Directed by Måns Mårlind and Björn Stein, this Swedish movie was released internationally in 2010, but didn’t release in America until 2013. Finding a horror movie with known actresses and actors in it is a huge deal. This movie did not disappoint.
Forensic psychiatrist Dr. Cara Harding (Julianne Moore) is called in by her father (Jeffrey DeMunn) who is also a psychiatrist to examine a patient with multiple personality disorder (Jonathan Rhys Meyers). The catch? All of his personalities are murder victims, including the son of a mountain woman (Frances Conroy). Legit cast, am I right?
- The cast. Not a weak link in the bunch. They sucked me right into the story.
- The mystery. The pacing was so strong that I couldn’t put it all together until the last fifth of the movie.
- The imagery. There are a lot of cool shots in this movie. My favorite is when Cara walks through an open barn, and in the barn there are lines of sheet music hanging, wafting in the breeze.
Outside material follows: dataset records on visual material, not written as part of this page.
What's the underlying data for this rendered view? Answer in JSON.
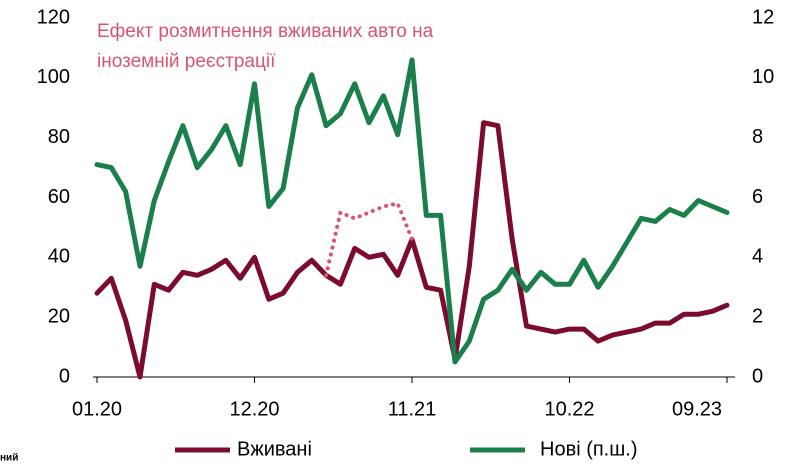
{
  "chart_data": {
    "type": "line",
    "annotation": [
      "Ефект розмитнення вживаних авто на",
      "іноземній реєстрації"
    ],
    "footer_fragment": "ний",
    "categories": [
      "01.20",
      null,
      null,
      null,
      null,
      null,
      null,
      null,
      null,
      null,
      null,
      "12.20",
      null,
      null,
      null,
      null,
      null,
      null,
      null,
      null,
      null,
      null,
      "11.21",
      null,
      null,
      null,
      null,
      null,
      null,
      null,
      null,
      null,
      null,
      "10.22",
      null,
      null,
      null,
      null,
      null,
      null,
      null,
      null,
      null,
      null,
      "09.23"
    ],
    "series": [
      {
        "name": "Вживані",
        "color": "#7b0c2e",
        "axis": "y",
        "values": [
          28,
          33,
          19,
          0,
          31,
          29,
          35,
          34,
          36,
          39,
          33,
          40,
          26,
          28,
          35,
          39,
          34,
          31,
          43,
          40,
          41,
          34,
          46,
          30,
          29,
          6,
          37,
          85,
          84,
          46,
          17,
          16,
          15,
          16,
          16,
          12,
          14,
          15,
          16,
          18,
          18,
          21,
          21,
          22,
          24
        ]
      },
      {
        "name": "Нові (п.ш.)",
        "color": "#1a7f4b",
        "axis": "y2",
        "values": [
          7.1,
          7.0,
          6.2,
          3.7,
          5.9,
          7.2,
          8.4,
          7.0,
          7.6,
          8.4,
          7.1,
          9.8,
          5.7,
          6.3,
          9.0,
          10.1,
          8.4,
          8.8,
          9.8,
          8.5,
          9.4,
          8.1,
          10.6,
          5.4,
          5.4,
          0.5,
          1.2,
          2.6,
          2.9,
          3.6,
          2.9,
          3.5,
          3.1,
          3.1,
          3.9,
          3.0,
          3.7,
          4.5,
          5.3,
          5.2,
          5.6,
          5.4,
          5.9,
          5.7,
          5.5
        ]
      },
      {
        "color": "#d9546f",
        "axis": "y",
        "style": "dotted",
        "values": [
          null,
          null,
          null,
          null,
          null,
          null,
          null,
          null,
          null,
          null,
          null,
          null,
          null,
          null,
          null,
          null,
          34,
          55,
          53,
          55,
          57,
          58,
          46,
          null,
          null,
          null,
          null,
          null,
          null,
          null,
          null,
          null,
          null,
          null,
          null,
          null,
          null,
          null,
          null,
          null,
          null,
          null,
          null,
          null,
          null
        ]
      }
    ],
    "ylim": [
      0,
      120
    ],
    "yticks": [
      0,
      20,
      40,
      60,
      80,
      100,
      120
    ],
    "y2lim": [
      0,
      12
    ],
    "y2ticks": [
      0,
      2,
      4,
      6,
      8,
      10,
      12
    ],
    "grid": false
  }
}
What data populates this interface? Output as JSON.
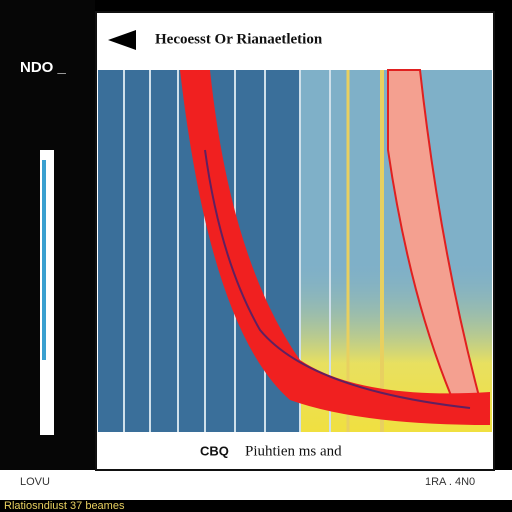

It’s beautiful and spooky at the same time.
- Mountain people! Who doesn’t love a good mountain voodoo granny?
The main questions raised by this movie revolve around the concept of faith. While there are Christian references, there are also connections to faith in voodoo magic and faith in general. I love this multifaceted acknowledgement of faith, and the questions, when considered from a broad lens, are powerful.
- How does faith protect people from danger?
- Is faith something you can regain once you’ve lost it? How much control do you have over your own ability to believe?
- What makes one person maintain faith in adversity and another abandon it?
- Does faith always trump faithlessness?